SADAT: The Turkish Wagner Group?

SADAT International Defense Consultancy is a private military company founded by Melih Tanriverdi and Adnan Tanriverdi, who claimed in the Turkish daily Khabar Tork that the group has been carrying out missions in Libya since 2013. Since the launch of the offensive on Tripoli in April 2019, the private Turkish security company has been lending a hand to Fayez Al-Sarraj’s government. This information was confirmed on Marshal Haftar’s side, where sources indicate that Turkish experts present in Tripoli were dispatched by SADAT to advise the militias or command the Bayraktar drones.

On 17 December 2020, Adnan Tanriverdi gave further details, stating in a newspaper that his country “needs private security companies to employ mercenaries”. He added without hesitation: “If Turkey sends mercenaries to Libya, it will be more effective than Wagner or Blackwater.”
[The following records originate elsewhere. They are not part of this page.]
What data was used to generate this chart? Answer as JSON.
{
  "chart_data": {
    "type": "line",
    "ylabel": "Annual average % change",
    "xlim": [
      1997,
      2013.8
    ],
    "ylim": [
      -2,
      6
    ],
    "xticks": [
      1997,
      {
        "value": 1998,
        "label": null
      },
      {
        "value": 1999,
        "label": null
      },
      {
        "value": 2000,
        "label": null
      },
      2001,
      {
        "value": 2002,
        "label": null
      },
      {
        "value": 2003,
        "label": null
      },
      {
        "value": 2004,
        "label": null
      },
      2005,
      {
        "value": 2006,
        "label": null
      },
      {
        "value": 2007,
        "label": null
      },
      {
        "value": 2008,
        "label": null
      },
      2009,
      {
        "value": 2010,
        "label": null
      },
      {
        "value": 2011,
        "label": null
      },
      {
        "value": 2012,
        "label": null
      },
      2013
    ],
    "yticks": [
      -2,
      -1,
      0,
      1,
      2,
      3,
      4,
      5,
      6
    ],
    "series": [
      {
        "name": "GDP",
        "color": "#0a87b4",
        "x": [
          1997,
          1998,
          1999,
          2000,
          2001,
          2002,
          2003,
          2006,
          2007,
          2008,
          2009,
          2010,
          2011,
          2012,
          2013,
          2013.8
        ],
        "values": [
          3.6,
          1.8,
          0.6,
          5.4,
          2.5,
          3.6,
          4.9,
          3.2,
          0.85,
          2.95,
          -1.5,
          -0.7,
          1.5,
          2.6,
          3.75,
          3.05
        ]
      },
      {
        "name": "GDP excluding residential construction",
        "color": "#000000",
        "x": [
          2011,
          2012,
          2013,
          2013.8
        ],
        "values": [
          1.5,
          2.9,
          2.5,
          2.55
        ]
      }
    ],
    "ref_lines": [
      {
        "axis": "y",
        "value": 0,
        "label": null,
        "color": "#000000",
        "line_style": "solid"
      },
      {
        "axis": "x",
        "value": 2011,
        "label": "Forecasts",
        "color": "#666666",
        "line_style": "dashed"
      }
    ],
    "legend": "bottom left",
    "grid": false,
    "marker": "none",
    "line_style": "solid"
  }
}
SADAT “supervises and provides payment for some 5,000 pro-GNA Syrian fighters in Libya”, the Pentagon wrote at the time. Well-known for his multiple relations with Islamist groups in Arab countries, Adnan Tanriverdi recently claimed that his company’s mission was to “identify the dangers that threaten the Islamic world”. Specifically, he revealed that the company was training the Free Syrian Army, now renamed the Syrian National Army, whose members are being sent to fight in Libya. General Tanriverdi told the Turkish press that the Syrian National Army as merely the “armed wing of the Muslim Brotherhood”. SADAT was reportedly deployed in Libya, Chad, Somalia, and Ethiopia.

Turkish Airways

The Turkish airline operates flights to the majority of African capitals, with a total of 52 cities on the continent enjoying a direct connection to Istanbul. For 30 of these countries, it is the only air hub to Asia and the Americas. Turkish Airways has been the only airline to fly to war-torn countries such as Libya and Somalia, making it both indispensable and a perfect intelligence-gathering tool.
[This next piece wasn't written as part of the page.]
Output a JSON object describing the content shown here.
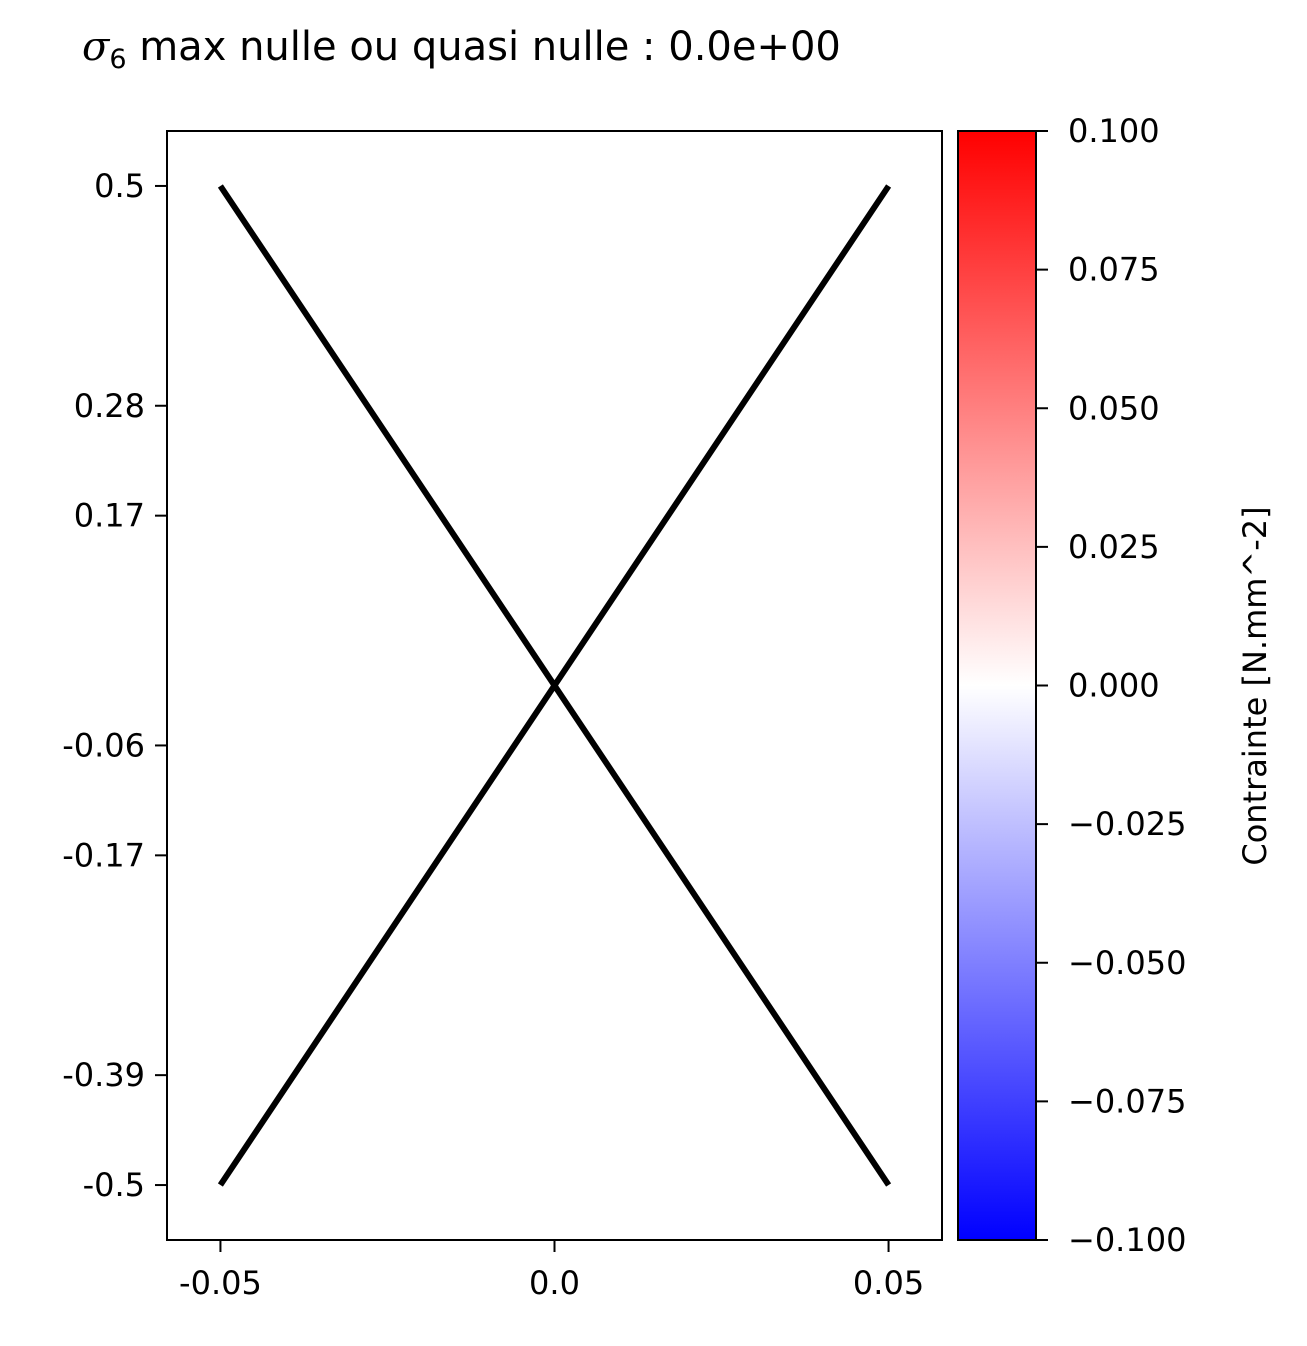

The proximity of the Turkish national carrier to the ruling AKP party has made it strategic for President Erdoğan. The construction of the new Istanbul airport is part of this strategy to compete with Qatar and especially Dubai on a global scale.

Turkey in the Twenty-First Century

Turkey is attempting to create a new image for itself in international affairs, using its soft power and diplomatic influence to prove that it can be an asset to the twenty-first century world order. As such, the world is likely to see a more assertive Turkey in African and North African politics in particular, which it considers part of its Mediterranean living space.

Turkey also engages in conflict resolution, particularly in the Muslim states of the African continent. The African and North African states also appear to be open to the new Turkish presence. Without endangering their growing relations with China, African states openly welcome Turkey as a military and commercial partner and, in the case of Somalia, as one of the strongest international allies they have. This new friendship, combined with the US strategy of partnering with both sides, shows the benefits of the new Turkish-African engagement in the near- and long-term future.

Meanwhile, the Russian offensive in Ukraine raises the question of a Turkish presence in Libya and in the Sahel. Some NATO members view it as a real opportunity for the Atlantic alliance to counter Moscow’s plans on the African continent.

Washington is also closely monitoring the relationship between Ankara and Moscow in Africa, and is keen to see the establishment of numerous Turkish military bases in Libya. Although relations are not always smooth between Turkey and the US, Washington appreciates Ankara’s aggressiveness in the field of arms sales, which pushes back against China and Russia in the region, and serves to impose technologies and doctrines identical to those of the US.